The time taken for a committee meeting is partly constant and partly varies as the square of the number of members present.If there are 12 members present the meeting lasts only 56minutes but with 20 it takes exactly two hours.How long will it last if there are 16 members there
Let's assume that the constant time taken for the committee meeting is represented by "c" and the time taken that varies as the square of the number of members present is represented by "k * n^2", where "k" is a constant and "n" is the number of members present.

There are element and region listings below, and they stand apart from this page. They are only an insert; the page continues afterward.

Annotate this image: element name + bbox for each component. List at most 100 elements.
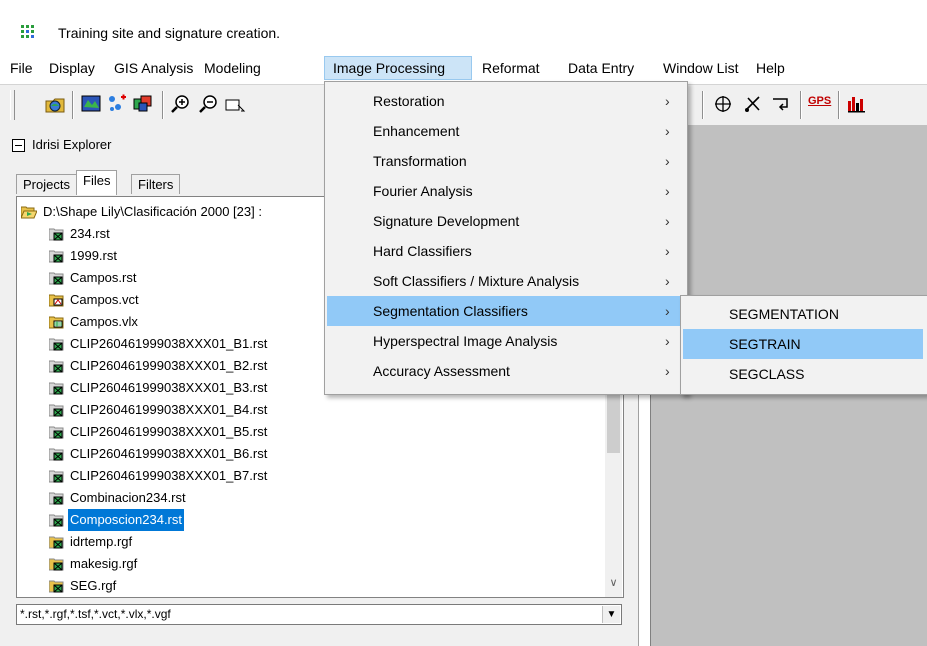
zoom-window-icon[interactable] xyxy=(224,93,246,115)
chevron-right-icon: › xyxy=(665,243,670,259)
menu-item-restoration[interactable]: Restoration › xyxy=(327,86,683,116)
menu-item-label: Enhancement xyxy=(373,123,460,139)
title-bar: Training site and signature creation. xyxy=(0,0,927,46)
menu-item-signature-development[interactable]: Signature Development › xyxy=(327,206,683,236)
menu-item-accuracy-assessment[interactable]: Accuracy Assessment › xyxy=(327,356,683,386)
open-file-icon[interactable] xyxy=(44,93,66,115)
rst-file-icon xyxy=(49,228,64,241)
menu-item-hyperspectral-image-analysis[interactable]: Hyperspectral Image Analysis › xyxy=(327,326,683,356)
toolbar-separator xyxy=(702,91,703,119)
zoom-out-icon[interactable] xyxy=(198,93,220,115)
file-name: makesig.rgf xyxy=(70,556,138,571)
file-name: CLIP260461999038XXX01_B4.rst xyxy=(70,402,268,417)
menu-item-segmentation-classifiers[interactable]: Segmentation Classifiers › xyxy=(327,296,683,326)
chevron-right-icon: › xyxy=(665,213,670,229)
menu-display[interactable]: Display xyxy=(41,56,103,80)
composite-icon[interactable] xyxy=(106,93,128,115)
chevron-down-icon[interactable]: ▼ xyxy=(602,606,620,623)
menu-item-segtrain[interactable]: SEGTRAIN xyxy=(683,329,923,359)
scroll-down-icon[interactable]: ∨ xyxy=(605,575,622,592)
window-title: Training site and signature creation. xyxy=(58,25,281,41)
chevron-right-icon: › xyxy=(665,333,670,349)
menu-item-label: Soft Classifiers / Mixture Analysis xyxy=(373,273,580,289)
vct-file-icon xyxy=(49,294,64,307)
chevron-right-icon: › xyxy=(665,123,670,139)
rst-file-icon xyxy=(49,272,64,285)
rst-file-icon xyxy=(49,448,64,461)
menu-image-processing[interactable]: Image Processing xyxy=(324,56,472,80)
menu-item-transformation[interactable]: Transformation › xyxy=(327,146,683,176)
rgf-file-icon xyxy=(49,580,64,593)
file-name: CLIP260461999038XXX01_B5.rst xyxy=(70,424,268,439)
open-folder-icon xyxy=(21,206,37,219)
menu-item-label: Transformation xyxy=(373,153,467,169)
file-name: Combinacion234.rst xyxy=(70,490,186,505)
rst-file-icon xyxy=(49,404,64,417)
display-map-icon[interactable] xyxy=(80,93,102,115)
menu-item-enhancement[interactable]: Enhancement › xyxy=(327,116,683,146)
file-name: idrtemp.rgf xyxy=(70,534,133,549)
app-icon xyxy=(21,25,34,38)
file-name: CLIP260461999038XXX01_B6.rst xyxy=(70,446,268,461)
menu-item-label: SEGTRAIN xyxy=(729,336,801,352)
file-name: CLIP260461999038XXX01_B2.rst xyxy=(70,358,268,373)
toolbar-separator xyxy=(838,91,839,119)
folder-path: D:\Shape Lily\Clasificación 2000 [23] : xyxy=(43,204,262,219)
rgf-file-icon xyxy=(49,558,64,571)
menu-item-label: SEGMENTATION xyxy=(729,306,839,322)
menu-file[interactable]: File xyxy=(2,56,41,80)
menu-item-label: Restoration xyxy=(373,93,445,109)
rst-file-icon xyxy=(49,492,64,505)
rst-file-icon xyxy=(49,470,64,483)
menu-item-label: Hyperspectral Image Analysis xyxy=(373,333,558,349)
tab-projects[interactable]: Projects xyxy=(16,174,77,194)
tab-files[interactable]: Files xyxy=(76,170,118,195)
chevron-right-icon: › xyxy=(665,153,670,169)
file-name: 1999.rst xyxy=(70,248,117,263)
file-name: SEG.rgf xyxy=(70,578,117,593)
digitize-icon[interactable] xyxy=(742,93,764,115)
menu-modeling[interactable]: Modeling xyxy=(196,56,269,80)
layer-properties-icon[interactable] xyxy=(132,93,154,115)
tab-filters[interactable]: Filters xyxy=(131,174,181,194)
chevron-right-icon: › xyxy=(665,183,670,199)
toolbar-separator xyxy=(72,91,73,119)
menu-data-entry[interactable]: Data Entry xyxy=(560,56,642,80)
explorer-title: Idrisi Explorer xyxy=(32,137,112,152)
file-filter-value: *.rst,*.rgf,*.tsf,*.vct,*.vlx,*.vgf xyxy=(20,607,171,621)
image-processing-menu: Restoration › Enhancement › Transformation › F… xyxy=(324,81,688,395)
collapse-icon[interactable] xyxy=(12,139,25,152)
gps-icon[interactable]: GPS xyxy=(808,93,834,115)
menu-item-fourier-analysis[interactable]: Fourier Analysis › xyxy=(327,176,683,206)
chevron-right-icon: › xyxy=(665,273,670,289)
file-name: Campos.vct xyxy=(70,292,139,307)
file-name: Campos.rst xyxy=(70,270,137,285)
menu-window-list[interactable]: Window List xyxy=(655,56,746,80)
menu-item-segmentation[interactable]: SEGMENTATION xyxy=(683,299,923,329)
menu-item-hard-classifiers[interactable]: Hard Classifiers › xyxy=(327,236,683,266)
zoom-in-icon[interactable] xyxy=(170,93,192,115)
menu-item-label: Segmentation Classifiers xyxy=(373,303,528,319)
menu-help[interactable]: Help xyxy=(748,56,793,80)
chevron-right-icon: › xyxy=(665,363,670,379)
rst-file-icon xyxy=(49,250,64,263)
rst-file-icon xyxy=(49,382,64,395)
menu-item-label: Signature Development xyxy=(373,213,520,229)
file-filter-select[interactable]: *.rst,*.rgf,*.tsf,*.vct,*.vlx,*.vgf ▼ xyxy=(16,604,622,625)
menu-item-segclass[interactable]: SEGCLASS xyxy=(683,359,923,389)
chevron-right-icon: › xyxy=(665,93,670,109)
rubber-band-icon[interactable] xyxy=(770,93,792,115)
file-name: Composcion234.rst xyxy=(67,508,185,532)
menu-item-label: SEGCLASS xyxy=(729,366,805,382)
crosshair-icon[interactable] xyxy=(712,93,734,115)
toolbar-gripper[interactable] xyxy=(10,90,15,120)
menu-gis-analysis[interactable]: GIS Analysis xyxy=(106,56,201,80)
rst-file-icon xyxy=(49,514,64,527)
histogram-icon[interactable] xyxy=(846,93,868,115)
menu-item-label: Fourier Analysis xyxy=(373,183,473,199)
segmentation-classifiers-menu: SEGMENTATION SEGTRAIN SEGCLASS xyxy=(680,295,927,395)
menu-reformat[interactable]: Reformat xyxy=(474,56,548,80)
toolbar-separator xyxy=(162,91,163,119)
vlx-file-icon xyxy=(49,316,64,329)
menu-item-soft-classifiers-mixture-analysis[interactable]: Soft Classifiers / Mixture Analysis › xyxy=(327,266,683,296)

From the given information:
When there are 12 members present, the meeting lasts 56 minutes:
c + k * 12^2 = 56 ----(1)
When there are 20 members present, the meeting lasts 2 hours (120 minutes):
c + k * 20^2 = 120 ----(2)
We need to solve these two simultaneous equations to find the values of "c" and "k".
From equation (1):
c + 144k = 56
From equation (2):
c + 400k = 120
Now, we subtract equation (1) from equation (2):
(400k - 144k) = (120 - 56)
256k = 64
k = 64/256
k = 1/4
Substituting this value of k in equation (1):
c + 144k = 56
c + 144 * (1/4) = 56
c + 36 = 56
c = 56 - 36
c = 20
Therefore, the equation representing the time taken is:
Time = 20 + (1/4) * n^2
If there are 16 members present:
Time = 20 + (1/4) * 16^2
Time = 20 + (1/4) * 256
Time = 20 + 64
Time = 84
Hence, if there are 16 members present, the committee meeting will last 84 minutes.